The Post’s report about the length of the gap in White House records adds significantly to the already overwhelming evidence of Trump’s criminal intent. Indeed, just on Monday, in a 44-page opinion, a federal court found it “more likely than not” that Trump and John Eastman “corruptly attempted to obstruct the Joint Session of Congress on January 6, 2021,” and with deceitful intent conspired to defraud the United States.
For his part, Judge David O. Carter explicitly addressed the matter of Trump’s likely knowledge of wrongdoing, writing “this evidence demonstrates that President Trump likely knew the electoral count plan had no factual justification.”
Pointedly, Carter concluded, “If Dr. Eastman and President Trump’s plan had worked, it would have permanently ended the peaceful transition of power, undermining American democracy and the Constitution.”

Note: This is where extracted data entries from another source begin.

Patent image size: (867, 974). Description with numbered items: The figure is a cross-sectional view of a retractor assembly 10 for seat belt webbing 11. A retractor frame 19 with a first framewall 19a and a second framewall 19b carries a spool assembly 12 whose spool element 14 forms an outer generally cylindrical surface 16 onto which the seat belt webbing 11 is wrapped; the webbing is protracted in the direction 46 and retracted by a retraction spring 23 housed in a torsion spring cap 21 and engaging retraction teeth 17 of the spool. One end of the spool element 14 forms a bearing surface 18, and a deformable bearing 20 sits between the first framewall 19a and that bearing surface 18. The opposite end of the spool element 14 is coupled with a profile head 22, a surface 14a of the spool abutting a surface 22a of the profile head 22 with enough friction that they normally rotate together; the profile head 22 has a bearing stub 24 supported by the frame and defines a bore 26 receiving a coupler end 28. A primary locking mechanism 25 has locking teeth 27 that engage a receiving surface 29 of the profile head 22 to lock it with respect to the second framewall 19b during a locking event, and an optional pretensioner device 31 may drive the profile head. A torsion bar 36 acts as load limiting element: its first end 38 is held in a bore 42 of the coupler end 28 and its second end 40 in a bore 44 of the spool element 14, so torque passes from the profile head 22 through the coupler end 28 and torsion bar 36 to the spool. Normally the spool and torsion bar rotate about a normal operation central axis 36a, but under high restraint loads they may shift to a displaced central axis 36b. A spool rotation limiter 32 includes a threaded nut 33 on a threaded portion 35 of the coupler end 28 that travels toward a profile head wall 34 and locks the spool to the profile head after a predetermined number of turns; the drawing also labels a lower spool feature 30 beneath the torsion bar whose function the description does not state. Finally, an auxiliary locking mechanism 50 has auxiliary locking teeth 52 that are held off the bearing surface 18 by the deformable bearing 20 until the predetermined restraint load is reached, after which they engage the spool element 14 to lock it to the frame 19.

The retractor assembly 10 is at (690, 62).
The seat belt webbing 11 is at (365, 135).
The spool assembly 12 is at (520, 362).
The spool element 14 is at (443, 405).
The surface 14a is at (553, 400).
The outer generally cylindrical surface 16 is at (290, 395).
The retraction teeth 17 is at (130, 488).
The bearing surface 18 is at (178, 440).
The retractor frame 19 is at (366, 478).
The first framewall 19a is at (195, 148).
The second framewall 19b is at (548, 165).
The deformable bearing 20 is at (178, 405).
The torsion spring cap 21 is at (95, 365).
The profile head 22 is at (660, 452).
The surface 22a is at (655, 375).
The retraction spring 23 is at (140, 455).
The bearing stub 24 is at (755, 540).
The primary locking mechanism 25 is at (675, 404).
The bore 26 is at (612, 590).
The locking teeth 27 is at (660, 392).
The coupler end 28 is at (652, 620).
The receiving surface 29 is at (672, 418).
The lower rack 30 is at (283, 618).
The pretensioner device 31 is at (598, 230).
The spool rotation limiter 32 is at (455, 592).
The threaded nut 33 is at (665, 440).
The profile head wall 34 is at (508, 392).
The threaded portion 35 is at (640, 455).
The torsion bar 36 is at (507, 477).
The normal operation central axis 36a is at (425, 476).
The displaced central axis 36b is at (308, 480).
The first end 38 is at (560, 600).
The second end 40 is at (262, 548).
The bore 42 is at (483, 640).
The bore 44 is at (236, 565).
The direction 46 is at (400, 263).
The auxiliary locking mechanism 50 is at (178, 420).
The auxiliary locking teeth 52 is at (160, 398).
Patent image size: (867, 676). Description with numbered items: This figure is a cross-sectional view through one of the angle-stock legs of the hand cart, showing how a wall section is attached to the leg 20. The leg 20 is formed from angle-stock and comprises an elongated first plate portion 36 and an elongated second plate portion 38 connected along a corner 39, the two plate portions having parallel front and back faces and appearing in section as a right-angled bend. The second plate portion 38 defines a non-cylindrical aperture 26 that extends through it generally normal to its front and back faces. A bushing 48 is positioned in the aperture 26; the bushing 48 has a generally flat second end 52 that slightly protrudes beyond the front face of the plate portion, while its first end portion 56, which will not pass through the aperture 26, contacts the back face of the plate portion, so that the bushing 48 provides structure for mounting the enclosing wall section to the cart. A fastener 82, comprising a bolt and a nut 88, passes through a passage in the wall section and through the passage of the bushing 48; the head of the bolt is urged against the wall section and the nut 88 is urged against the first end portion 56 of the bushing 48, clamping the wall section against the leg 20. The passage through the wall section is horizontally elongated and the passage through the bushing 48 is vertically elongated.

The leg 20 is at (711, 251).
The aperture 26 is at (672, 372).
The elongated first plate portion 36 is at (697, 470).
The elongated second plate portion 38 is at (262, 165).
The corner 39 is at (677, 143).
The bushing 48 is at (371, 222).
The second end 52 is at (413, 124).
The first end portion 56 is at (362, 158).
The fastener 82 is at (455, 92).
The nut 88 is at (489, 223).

In 1973, Richard Nixon’s investigators learned of an 18.5-minute “gap” in White House tape recordings during the Watergate cover-up. Trump’s gap in his phone logs is more than 400 minutes. The numerical comparison, however, is the least of it. Nixon was covering up a “third-rate burglary” of Democratic Party headquarters at D.C.’s Watergate complex. Trump looks to have been covering up an attempted coup d’état.
To be sure, what took Nixon down was actual White House tapes. If Garland is waiting for that kind of smoking gun, he is sending an unmistakable signal that Trump, even in apparently conspiring to end American democracy, is above the law.